Dissipatio H.G.—The Vanishing: Guido Morselli

Translated from Italian by Frederika Randall
Published by The New York Review of Books, Inc., 2020, 168 pages. Original version published in 2012.

What would happen to the planet if the entire human race was to disappear? In this novella, Guido Morselli imagines a world empty of people. The book is narrated by the one man who seems to have been spared.

The unnamed narrator lives near a mountain village in an unnamed country. He is about to turn 40 and has been unwell enough to see several specialists. He doesn’t see the point of living and decides to kill himself. At 12:30 at night, he drives up the mountain to a cave with a deep well, where he plans to drown himself.

“I would be gone, leaving no trace. That point seemed essential to me. People, if they did look into it, must come to the conclusion I was permanently missing. Or better, mysteriously annihilated, dissolved into the nothing.”

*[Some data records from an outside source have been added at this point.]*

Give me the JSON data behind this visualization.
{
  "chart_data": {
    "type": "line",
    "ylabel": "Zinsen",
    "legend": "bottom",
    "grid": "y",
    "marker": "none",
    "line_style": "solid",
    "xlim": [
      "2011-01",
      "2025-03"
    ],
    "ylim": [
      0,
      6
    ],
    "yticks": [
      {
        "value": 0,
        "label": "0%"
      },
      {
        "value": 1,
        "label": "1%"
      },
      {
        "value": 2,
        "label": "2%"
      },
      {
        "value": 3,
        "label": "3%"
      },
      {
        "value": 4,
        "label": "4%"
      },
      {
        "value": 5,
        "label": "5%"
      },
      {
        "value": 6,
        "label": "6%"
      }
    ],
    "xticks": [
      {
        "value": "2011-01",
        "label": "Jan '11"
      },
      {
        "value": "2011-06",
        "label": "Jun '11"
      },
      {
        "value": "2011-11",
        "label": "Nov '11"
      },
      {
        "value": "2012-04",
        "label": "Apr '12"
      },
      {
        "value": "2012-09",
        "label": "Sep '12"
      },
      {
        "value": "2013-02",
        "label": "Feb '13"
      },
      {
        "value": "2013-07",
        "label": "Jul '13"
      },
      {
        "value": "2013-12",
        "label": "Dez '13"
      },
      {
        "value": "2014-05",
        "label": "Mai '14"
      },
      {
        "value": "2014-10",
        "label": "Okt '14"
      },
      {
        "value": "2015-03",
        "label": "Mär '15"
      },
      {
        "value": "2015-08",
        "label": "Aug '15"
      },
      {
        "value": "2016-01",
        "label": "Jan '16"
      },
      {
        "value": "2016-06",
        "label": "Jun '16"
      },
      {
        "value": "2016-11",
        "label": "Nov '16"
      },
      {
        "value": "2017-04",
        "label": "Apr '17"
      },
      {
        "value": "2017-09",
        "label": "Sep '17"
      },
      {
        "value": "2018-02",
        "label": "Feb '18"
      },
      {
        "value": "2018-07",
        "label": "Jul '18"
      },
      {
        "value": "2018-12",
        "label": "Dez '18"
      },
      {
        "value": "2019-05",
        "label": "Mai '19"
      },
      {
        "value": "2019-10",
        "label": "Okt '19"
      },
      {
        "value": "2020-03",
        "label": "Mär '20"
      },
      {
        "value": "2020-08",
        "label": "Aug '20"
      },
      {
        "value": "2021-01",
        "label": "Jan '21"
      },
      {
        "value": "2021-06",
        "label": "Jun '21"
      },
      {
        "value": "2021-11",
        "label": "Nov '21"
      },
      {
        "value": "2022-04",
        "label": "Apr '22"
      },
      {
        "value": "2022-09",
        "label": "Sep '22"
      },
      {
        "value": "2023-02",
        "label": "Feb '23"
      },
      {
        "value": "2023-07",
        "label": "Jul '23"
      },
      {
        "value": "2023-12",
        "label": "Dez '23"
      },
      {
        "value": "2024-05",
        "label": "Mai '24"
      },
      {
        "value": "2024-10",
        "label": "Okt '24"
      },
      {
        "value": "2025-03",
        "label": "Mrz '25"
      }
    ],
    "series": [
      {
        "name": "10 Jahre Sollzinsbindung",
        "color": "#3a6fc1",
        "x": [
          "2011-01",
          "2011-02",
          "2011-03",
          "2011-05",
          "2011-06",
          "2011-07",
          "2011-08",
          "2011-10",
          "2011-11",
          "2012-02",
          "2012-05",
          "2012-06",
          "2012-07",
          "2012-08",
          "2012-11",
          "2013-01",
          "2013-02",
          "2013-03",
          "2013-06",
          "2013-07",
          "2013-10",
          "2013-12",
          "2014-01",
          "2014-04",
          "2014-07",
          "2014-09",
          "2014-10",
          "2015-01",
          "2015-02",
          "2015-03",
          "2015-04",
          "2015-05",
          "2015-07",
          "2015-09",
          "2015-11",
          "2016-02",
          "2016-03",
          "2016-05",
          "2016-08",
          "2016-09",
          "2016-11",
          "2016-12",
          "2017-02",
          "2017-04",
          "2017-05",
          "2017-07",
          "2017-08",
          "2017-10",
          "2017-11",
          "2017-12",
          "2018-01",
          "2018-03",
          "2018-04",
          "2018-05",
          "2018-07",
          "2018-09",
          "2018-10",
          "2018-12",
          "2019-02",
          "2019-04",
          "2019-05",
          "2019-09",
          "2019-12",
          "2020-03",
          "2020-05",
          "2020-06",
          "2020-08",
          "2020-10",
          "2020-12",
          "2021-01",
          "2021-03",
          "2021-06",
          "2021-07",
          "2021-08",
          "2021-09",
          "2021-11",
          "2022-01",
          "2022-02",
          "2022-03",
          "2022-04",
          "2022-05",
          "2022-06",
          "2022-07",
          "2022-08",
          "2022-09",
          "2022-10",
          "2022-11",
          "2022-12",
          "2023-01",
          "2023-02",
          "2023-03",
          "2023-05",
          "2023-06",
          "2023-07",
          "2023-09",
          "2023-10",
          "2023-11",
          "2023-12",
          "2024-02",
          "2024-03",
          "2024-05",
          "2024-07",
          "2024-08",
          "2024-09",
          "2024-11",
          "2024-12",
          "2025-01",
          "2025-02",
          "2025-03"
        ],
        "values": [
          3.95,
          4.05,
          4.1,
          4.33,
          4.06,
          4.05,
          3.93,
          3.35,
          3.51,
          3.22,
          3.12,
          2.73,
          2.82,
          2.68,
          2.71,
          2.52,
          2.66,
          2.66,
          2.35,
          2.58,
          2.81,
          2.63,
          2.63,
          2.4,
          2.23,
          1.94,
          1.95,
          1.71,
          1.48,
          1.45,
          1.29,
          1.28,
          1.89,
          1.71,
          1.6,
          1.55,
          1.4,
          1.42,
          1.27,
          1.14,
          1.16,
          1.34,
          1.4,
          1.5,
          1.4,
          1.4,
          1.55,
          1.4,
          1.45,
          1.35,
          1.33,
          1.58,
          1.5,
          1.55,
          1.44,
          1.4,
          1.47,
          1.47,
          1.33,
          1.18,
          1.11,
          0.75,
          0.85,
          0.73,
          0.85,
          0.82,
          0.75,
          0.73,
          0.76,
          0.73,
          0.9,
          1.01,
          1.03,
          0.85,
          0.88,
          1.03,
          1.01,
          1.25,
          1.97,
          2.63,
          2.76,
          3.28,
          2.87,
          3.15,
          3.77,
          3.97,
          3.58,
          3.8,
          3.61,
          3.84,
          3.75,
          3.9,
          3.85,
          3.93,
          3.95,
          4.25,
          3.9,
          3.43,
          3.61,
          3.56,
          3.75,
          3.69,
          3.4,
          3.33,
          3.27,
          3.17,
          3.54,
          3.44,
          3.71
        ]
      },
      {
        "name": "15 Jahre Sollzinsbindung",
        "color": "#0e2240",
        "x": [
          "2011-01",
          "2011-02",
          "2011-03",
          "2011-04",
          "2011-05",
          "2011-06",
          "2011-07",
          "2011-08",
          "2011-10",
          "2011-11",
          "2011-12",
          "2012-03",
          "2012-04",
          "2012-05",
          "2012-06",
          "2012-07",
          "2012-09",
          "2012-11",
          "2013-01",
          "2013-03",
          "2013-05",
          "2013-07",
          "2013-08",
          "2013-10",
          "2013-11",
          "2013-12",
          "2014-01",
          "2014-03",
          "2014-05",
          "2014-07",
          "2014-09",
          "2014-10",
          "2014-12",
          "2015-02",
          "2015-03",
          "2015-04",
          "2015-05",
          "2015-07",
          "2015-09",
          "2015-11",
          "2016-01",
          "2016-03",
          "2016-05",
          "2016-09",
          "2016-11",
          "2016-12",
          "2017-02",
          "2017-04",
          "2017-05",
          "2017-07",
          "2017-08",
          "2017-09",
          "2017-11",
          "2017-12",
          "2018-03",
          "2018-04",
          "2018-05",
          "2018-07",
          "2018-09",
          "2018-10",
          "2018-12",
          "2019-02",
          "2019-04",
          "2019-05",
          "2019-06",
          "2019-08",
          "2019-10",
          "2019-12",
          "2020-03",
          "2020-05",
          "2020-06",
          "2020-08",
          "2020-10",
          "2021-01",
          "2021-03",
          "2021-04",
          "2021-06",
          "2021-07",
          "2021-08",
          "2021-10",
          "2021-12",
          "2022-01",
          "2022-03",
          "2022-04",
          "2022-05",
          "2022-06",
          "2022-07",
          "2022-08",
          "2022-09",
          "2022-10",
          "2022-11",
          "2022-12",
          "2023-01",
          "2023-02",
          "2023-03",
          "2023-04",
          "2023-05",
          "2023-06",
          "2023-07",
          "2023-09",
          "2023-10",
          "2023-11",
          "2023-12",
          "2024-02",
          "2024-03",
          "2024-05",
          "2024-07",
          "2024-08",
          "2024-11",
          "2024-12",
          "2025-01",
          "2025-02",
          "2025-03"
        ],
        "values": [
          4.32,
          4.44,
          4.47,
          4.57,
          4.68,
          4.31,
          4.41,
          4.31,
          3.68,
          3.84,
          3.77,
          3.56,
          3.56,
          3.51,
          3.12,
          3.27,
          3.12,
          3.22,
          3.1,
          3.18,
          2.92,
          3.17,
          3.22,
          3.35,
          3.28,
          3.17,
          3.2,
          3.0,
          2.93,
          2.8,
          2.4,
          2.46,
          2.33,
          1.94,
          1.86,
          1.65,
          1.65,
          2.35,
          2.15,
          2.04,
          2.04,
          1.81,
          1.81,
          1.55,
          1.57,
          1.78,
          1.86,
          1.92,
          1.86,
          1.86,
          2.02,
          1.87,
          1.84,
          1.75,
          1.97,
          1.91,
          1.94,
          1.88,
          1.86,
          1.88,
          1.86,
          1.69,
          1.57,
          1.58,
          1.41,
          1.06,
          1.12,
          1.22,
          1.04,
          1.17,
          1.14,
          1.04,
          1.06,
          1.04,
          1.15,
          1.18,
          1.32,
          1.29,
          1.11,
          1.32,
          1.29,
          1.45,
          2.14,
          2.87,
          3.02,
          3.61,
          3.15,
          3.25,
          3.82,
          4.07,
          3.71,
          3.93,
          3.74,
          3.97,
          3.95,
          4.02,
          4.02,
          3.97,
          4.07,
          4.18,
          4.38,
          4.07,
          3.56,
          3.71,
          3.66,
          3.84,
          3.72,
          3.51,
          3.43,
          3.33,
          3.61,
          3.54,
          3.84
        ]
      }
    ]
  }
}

In the end, he doesn’t jump into the lake. As he walks out of the cave, he hits his head on a rock. He goes home, takes his gun to bed with him and tries to shoot himself. He wakes up the next morning with the gun beside him and blood on his pillow (he assumes it was from the rock of the night before).

When he goes out, he can’t find anyone. The shepherd and his wife, who help out, are missing. There is no one in the nearby village. As if, instead of him, they had all dissolved into nothingness.

The narrator tends to be solitary, so the lack of people merely intrigues him at first. He feels that there must be an explanation. He makes his way to Chrysopolis—he hated city nearby with as many banks as churches—sure that he would find someone there, but that too is empty. “Chrysopolis reveals no trace of bodies. … Scraps of litter on the streets, stubs of movie tickets, empty cigarette packets; neon signs, still lit, jets of water rising from fountains, cars, rows of them below the apartment buildings and along the avenues in the parks. The Gold City is intact. The escapees (or whatever forces made them leave) took nothing with them.”

The anthropocentric view suggests that humans are necessary to the planet’s survival. But the “world has never been so alive as it was since a certain breed of bipeds disappeared”. Nature is taking back control. Birds are “making an unholy racket” and chamois are coming down from the mountains—a scene reminiscent of 2020, when the lockdown freed the streets of humans. “Their instincts tell them something they certainly never expected: the great enemy has withdrawn. The air is clear of smoke and fumes, the earth no longer stinks or quakes with terrible noises.”

Initially he copes. He has access to food: everything is his for the taking. But he is still convinced that there must be other people who were spared, as he was. He calls friends in different parts of the world, only to get answering machines or no answer at all. It begins to dawn on him that he is the only person left on the planet, “stuck in a gigantic, empty universe”.

What would it be like to be the only human on earth? Would thoughts and ideas mean less when there are no others to enjoy them? “[T]hought has almost always been a solitary process, asocial, its own end”, he thinks. “The idolatry of communication is a recent vice. And society, after all, is a bad habit.”

But even the most solitary person needs to know that there are others out there. Slowly, the man starts to lose his grip on reality.

Morselli wrote Dissipatio in 1973, but it was rejected by the publishers. The fact that this was his seventh novel to be rejected was too much for him to bear, and he committed suicide. (With a gun, echoing the book.) His books were finally published in 1974, the year after his death, and met with critical success. However, Dissipatio wasn’t translated into English until 2020. There is a perceptive introduction by the translator, Frederika Randall, who died a few months after finishing the translation.

I found this intriguing and strange (in a good way). Morselli paints a very convincing picture of what would happen to the last human. But there are hints in the narrative that something is off: the narrator sets out for the cave at 12:30, but he is sitting by the well at 12:15. And there are other signs that made me question the narrative. Had this really happened or did the narrator imagine it? Or did he die and it was his ghost wandering around? We’ll never know.

Buy from Bookshop.org UK / Bookshop.org USA

3 thoughts on “Dissipatio H.G.—The Vanishing: Guido Morselli

  1. Sophie

    Even before reaching the end of your (excellent) review, I suspected the narrator had died. Knowing that the author commited suicide after his books were rejected one after the other, this novel might have been his testimony on how a man copes (or not) with loneliness and with becoming an outsider.
    I’ll try and find a French translation.